Fall of Sudan’s strongman sends signals to Cameroon, Uganda, others
Mara, in a statement issued in response to an enquiry by The Guardian, said the increasingly young and connected (and therefore demanding) African population would be less and less tolerant of leaders as “special situations” become “detonators of these movements.”
“When a president, after 30 years in power, is still struggling to allow a regular supply of basic necessities in his country and takes unbearable measures for the purse of the weakest, he will face a popular movement,” Mara told The Guardian through one of his aides.
“It will be the same when he tries to stay in power despite disappointing results.” According to him, the Sudan experience is promising for democratic renewal and socio-economic progress of the continent.

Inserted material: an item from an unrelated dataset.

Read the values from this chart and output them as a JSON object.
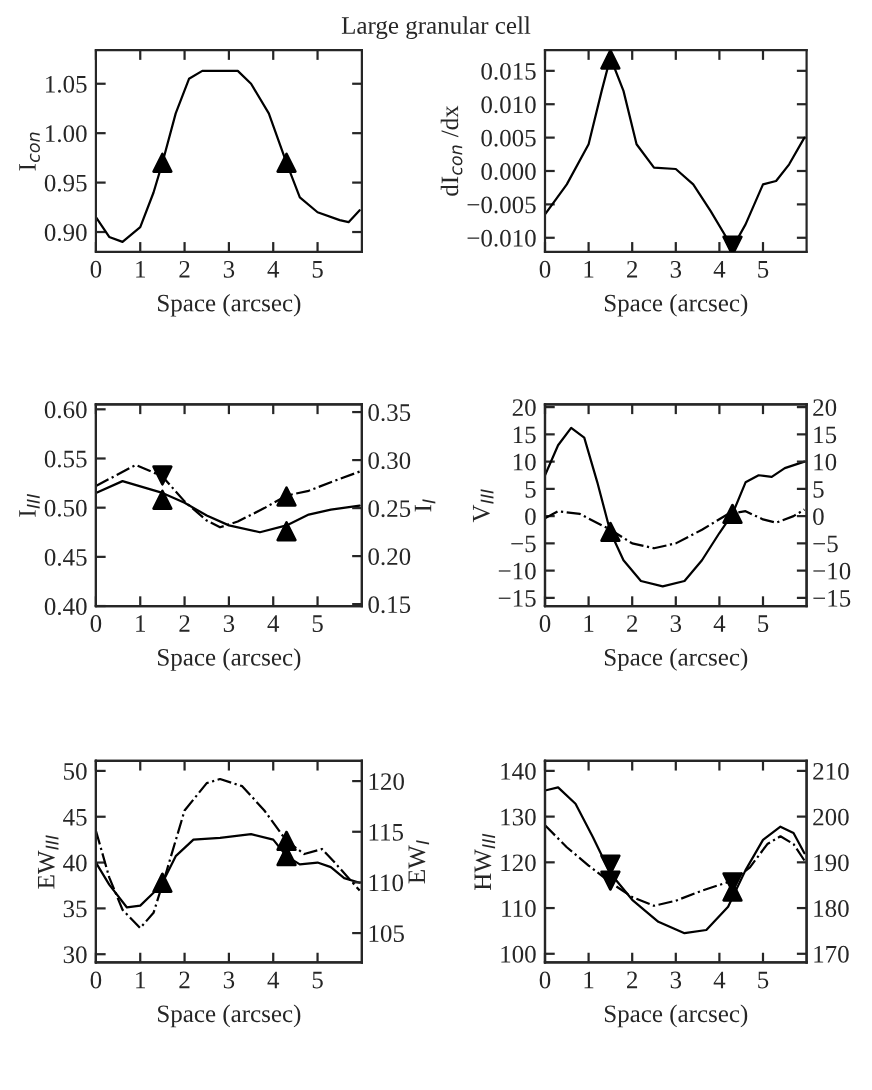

Early morning reports had announced al-Bashir’s resignation and hand over of power to the military council. But the military council in a subsequent statement by General Awad Ibn Auf claimed it seized power from 75-year-old Bashir, who had been taken to a “safe place” after “toppling the regime.” He announced the formation of a two-year military-led transitional government.
“The armed forces will take power with representation of the people, to pave the way for Sudanese people to live in dignity,” said Ibn Auf, the country’s vice president and defence minister who also declared a three-month state of emergency and the suspension of the 2005 Constitution. The military council dissolved all Sudan’s government institutions plus the national assembly and national council of ministers.
However, protesters who had staged a mass sit-in outside the complex calling for the army to support their bid to peacefully oust al-Bashir, yesterday rejected the ‘military coup’ as announced by Ibn Auf.
The Sudanese Professionals Association (SPA), which had been spearheading the protests, insisted it would continue with demonstrations just as it demanded the hand over of power to a civilian transitional government to reflect the “forces of the revolution.”
Veteran international journalist John Chiahemen, while agreeing with Mara’s position, in a chat with The Guardian yesterday night, said: “The world today is witnessing populist movements from Hungary to Italy and France and indeed to Britain and the United States — all changing the established political order.
“Sudan and other Arab-dominated states of Africa missed out on the tide of pro-democracy change that swept across the continent in the early 1990s, toppling military rulers or single-party regimes from Benin to Mali and further across Sub-Saharan Africa.
“The country also managed to escape the Arab Spring democratic uprisings that began in Tunisia in December 2010 and quickly spread to Egypt, Libya, Syria, Yemen, Bahrain, Saudi Arabia and Jordan. So, you could say al-Bashir was ousted by Arab Spring 2.0,” Chiahemen said.
“The question remains how he would have imagined he could survive the unstoppable tsunami of popular revolt when much stronger peers like Muammar Gaddafi of Libya or Hosni Mubarak of Egypt could not.”
According to Mr. Chiahemen, popular uprisings of Sudan’s kind tend to produce ripple effects with an unexpected reach. He recalled that the pro-democracy movements in Sub-Saharan Africa came right on the heels of the fall of the Berlin Wall and the Iron Curtain. He warned that the interconnected world of social media and viral videos have made the globe a single village.
“Hopefully, the holdout dictators of Africa like Cameroon’s Paul Biya, Equatorial Guinea’s Teodoro Obiang Nguema and Yoweri Museveni of Uganda can hear the fire engines,” he said.